During her lectures and presentations, these are the quotes
that made it to my notebook.
“There are no mistakes, only opportunity.”
“This is your opportunity to do what YOU want.”
“Be fearless in the studio.”
“I know that’s stupid, but I’m doing it.” I nod in agreement
– so much of creativity is a journey with some really really incredibly stupid first
steps. Yet there is no journey at all without daring to be ridiculous, uncool,
and unwise.
“For your collectors
to walk the journey with you, you have to make new work.”
“If you don’t know how to do it, learn how to do it.”
“You should be attracted to your weaknesses, usually we run
from weaknesses.”
Joyce maintained that anything we are terrible at we must
learn to do. I talked to her for a long time about how to approach galleries,
how to get the foot in the door. I believed there was a secret password, some
shortcut to entry. She said, no, just call and do what they tell you .
I went home, picked up the phone and called the Metropolitan
Museum of Art gift shop. I said I was an artist, I wanted to talk to someone
about getting my work for sale in their stores. They asked me which of five
phone numbers I would like, or would I like the address for product
development? I dove for that address.

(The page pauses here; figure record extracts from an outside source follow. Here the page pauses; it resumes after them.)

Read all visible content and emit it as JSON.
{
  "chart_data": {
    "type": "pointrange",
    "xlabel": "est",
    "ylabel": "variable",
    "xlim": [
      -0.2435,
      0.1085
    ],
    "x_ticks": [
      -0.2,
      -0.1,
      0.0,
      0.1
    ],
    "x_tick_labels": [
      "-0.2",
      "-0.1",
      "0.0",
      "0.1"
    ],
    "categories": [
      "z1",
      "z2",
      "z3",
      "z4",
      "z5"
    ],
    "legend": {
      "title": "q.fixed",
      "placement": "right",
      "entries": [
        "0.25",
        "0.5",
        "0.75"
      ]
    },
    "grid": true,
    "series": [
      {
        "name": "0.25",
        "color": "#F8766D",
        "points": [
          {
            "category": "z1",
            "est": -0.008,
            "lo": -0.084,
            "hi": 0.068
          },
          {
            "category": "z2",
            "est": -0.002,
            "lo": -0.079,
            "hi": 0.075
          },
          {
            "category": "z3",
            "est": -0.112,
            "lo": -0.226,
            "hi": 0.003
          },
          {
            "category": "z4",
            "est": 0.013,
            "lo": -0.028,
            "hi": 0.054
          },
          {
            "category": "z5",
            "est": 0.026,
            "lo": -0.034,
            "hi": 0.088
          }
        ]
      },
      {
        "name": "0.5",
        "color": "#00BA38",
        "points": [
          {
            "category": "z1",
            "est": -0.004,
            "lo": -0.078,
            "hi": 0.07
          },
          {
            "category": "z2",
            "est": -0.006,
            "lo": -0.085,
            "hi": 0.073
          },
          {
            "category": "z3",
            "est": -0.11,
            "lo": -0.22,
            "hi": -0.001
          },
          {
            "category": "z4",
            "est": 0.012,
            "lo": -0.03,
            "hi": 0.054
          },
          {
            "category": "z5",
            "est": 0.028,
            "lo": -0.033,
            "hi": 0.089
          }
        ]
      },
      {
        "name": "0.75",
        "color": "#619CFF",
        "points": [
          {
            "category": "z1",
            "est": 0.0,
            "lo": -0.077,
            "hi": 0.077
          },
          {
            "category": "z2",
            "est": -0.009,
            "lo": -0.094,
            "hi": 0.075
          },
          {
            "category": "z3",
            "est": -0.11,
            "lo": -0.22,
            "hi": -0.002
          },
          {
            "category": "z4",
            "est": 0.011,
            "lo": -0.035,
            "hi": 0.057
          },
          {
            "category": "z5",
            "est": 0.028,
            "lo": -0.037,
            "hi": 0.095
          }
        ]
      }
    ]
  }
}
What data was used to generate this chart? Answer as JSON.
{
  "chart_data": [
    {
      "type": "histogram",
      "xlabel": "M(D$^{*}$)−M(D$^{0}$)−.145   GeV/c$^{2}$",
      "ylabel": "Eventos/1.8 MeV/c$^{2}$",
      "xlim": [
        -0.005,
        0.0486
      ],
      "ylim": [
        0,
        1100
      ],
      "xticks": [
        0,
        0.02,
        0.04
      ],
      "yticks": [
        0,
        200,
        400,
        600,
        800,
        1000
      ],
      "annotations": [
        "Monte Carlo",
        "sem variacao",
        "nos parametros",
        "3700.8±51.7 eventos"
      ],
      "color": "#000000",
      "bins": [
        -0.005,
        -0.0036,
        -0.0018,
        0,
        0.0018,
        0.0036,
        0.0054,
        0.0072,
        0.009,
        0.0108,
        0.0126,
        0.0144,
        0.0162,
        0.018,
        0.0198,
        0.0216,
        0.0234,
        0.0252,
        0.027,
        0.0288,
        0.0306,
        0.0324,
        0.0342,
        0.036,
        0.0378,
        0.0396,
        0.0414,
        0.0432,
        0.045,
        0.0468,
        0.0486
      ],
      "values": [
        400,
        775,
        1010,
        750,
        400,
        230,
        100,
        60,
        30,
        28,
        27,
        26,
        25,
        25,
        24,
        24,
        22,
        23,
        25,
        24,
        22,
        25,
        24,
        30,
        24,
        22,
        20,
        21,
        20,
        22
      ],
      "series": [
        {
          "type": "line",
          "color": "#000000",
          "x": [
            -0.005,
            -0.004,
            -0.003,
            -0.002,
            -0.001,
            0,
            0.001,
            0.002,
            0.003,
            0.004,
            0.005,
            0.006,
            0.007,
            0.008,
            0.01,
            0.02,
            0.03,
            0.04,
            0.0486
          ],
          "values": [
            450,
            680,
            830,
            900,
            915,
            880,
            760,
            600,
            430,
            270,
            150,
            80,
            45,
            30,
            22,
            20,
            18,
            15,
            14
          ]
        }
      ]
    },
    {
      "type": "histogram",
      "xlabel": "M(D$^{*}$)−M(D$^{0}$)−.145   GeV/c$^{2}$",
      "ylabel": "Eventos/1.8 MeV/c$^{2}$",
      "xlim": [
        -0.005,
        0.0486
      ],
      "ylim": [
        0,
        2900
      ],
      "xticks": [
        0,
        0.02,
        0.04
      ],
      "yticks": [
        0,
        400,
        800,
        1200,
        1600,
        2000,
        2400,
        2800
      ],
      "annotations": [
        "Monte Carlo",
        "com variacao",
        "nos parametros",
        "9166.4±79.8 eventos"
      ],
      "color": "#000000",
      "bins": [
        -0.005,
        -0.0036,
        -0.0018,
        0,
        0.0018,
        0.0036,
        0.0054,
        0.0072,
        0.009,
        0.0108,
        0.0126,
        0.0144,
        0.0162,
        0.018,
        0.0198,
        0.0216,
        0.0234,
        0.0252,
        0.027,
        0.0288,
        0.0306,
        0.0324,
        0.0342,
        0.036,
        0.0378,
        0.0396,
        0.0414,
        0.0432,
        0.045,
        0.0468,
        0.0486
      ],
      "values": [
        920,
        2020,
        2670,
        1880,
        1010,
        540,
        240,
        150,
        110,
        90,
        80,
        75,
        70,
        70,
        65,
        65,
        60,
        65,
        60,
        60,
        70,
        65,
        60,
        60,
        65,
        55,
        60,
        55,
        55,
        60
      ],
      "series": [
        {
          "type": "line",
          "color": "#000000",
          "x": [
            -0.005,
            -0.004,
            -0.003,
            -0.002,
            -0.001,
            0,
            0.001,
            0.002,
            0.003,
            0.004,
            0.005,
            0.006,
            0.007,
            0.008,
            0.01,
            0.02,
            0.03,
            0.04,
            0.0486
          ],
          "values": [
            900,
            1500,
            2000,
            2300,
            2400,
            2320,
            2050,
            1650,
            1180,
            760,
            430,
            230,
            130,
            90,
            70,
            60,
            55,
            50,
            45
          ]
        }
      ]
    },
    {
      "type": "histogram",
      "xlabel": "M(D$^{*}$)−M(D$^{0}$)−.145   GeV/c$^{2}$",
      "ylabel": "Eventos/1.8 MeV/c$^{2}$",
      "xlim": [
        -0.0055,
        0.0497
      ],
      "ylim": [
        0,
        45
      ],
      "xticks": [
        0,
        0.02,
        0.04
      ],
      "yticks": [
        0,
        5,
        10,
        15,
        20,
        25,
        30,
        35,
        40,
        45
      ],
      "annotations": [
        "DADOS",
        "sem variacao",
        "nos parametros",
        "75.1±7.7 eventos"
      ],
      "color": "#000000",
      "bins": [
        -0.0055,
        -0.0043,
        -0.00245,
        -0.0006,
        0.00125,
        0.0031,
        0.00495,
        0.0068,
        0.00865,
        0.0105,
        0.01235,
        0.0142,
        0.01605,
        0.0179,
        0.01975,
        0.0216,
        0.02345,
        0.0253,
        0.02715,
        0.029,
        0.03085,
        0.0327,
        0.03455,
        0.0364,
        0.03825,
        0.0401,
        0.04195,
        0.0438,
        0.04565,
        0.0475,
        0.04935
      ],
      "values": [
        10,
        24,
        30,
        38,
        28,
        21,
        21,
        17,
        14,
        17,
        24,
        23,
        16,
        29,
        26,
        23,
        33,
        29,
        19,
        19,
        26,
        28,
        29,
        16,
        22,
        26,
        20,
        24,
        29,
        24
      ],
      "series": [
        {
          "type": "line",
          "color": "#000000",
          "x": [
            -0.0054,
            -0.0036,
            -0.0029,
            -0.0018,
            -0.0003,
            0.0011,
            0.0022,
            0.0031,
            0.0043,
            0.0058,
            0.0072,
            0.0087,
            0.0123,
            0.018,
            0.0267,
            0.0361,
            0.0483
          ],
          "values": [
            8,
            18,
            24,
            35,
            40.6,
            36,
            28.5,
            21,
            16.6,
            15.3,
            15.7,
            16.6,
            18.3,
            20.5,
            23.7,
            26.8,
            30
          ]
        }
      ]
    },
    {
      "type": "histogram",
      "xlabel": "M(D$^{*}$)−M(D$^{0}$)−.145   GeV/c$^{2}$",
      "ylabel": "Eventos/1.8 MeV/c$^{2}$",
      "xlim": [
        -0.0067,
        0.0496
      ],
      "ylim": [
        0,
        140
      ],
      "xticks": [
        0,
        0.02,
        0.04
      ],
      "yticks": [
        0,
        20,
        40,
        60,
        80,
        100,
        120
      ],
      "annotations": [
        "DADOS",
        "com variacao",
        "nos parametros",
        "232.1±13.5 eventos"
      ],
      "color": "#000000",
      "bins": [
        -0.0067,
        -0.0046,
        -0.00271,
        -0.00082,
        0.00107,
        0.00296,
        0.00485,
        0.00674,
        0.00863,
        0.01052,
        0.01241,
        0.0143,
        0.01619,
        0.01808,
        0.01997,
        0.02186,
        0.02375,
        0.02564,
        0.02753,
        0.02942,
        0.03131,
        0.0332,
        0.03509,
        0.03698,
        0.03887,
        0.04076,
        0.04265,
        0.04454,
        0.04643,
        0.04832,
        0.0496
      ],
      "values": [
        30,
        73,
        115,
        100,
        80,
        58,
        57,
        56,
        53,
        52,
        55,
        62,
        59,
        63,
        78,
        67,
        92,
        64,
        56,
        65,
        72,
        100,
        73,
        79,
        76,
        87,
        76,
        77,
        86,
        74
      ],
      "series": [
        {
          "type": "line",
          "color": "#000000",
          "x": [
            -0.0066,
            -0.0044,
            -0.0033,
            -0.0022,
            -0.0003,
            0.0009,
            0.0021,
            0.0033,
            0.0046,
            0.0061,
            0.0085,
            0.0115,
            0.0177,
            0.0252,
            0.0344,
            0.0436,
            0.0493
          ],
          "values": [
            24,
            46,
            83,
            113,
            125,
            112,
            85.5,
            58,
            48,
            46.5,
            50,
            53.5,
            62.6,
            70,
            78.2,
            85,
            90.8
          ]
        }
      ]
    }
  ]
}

It was like a lifeline, I would send them
stuff, never hear back, and be safely a failure, deal over! Easy! Simple! And
exactly what I expected. An escape!
I hung up with my address in hand and could see my entire
past of gallery soliciting attempts. I was looking for a way to fail. I was
hunting, desperate, for a way out of the pressure of being evaluated, treated
like garbage, and essentially having the door hit me in the metaphorical butt
with every rejection.
And I found myself with a pile of barriers I
had erected for myself. I am terrible on the phone. I will not get anywhere
doing this. I am a failure and here is the proof, one call and a gallery owner
has sent me whimpering to the dog house. I am not worth their time, these people sell
Remington bronze originals, I am not in this league. I have orders, I don’t
have time for this, I am too pressured to be creative, I have to feed my
tortoises!
I learned from Joyce Scott that it may be hard, but I can
still do it anyway. I may even suck at it, but I can do it anyway. My excuses
are just that. They are only solid barriers if I believe in them.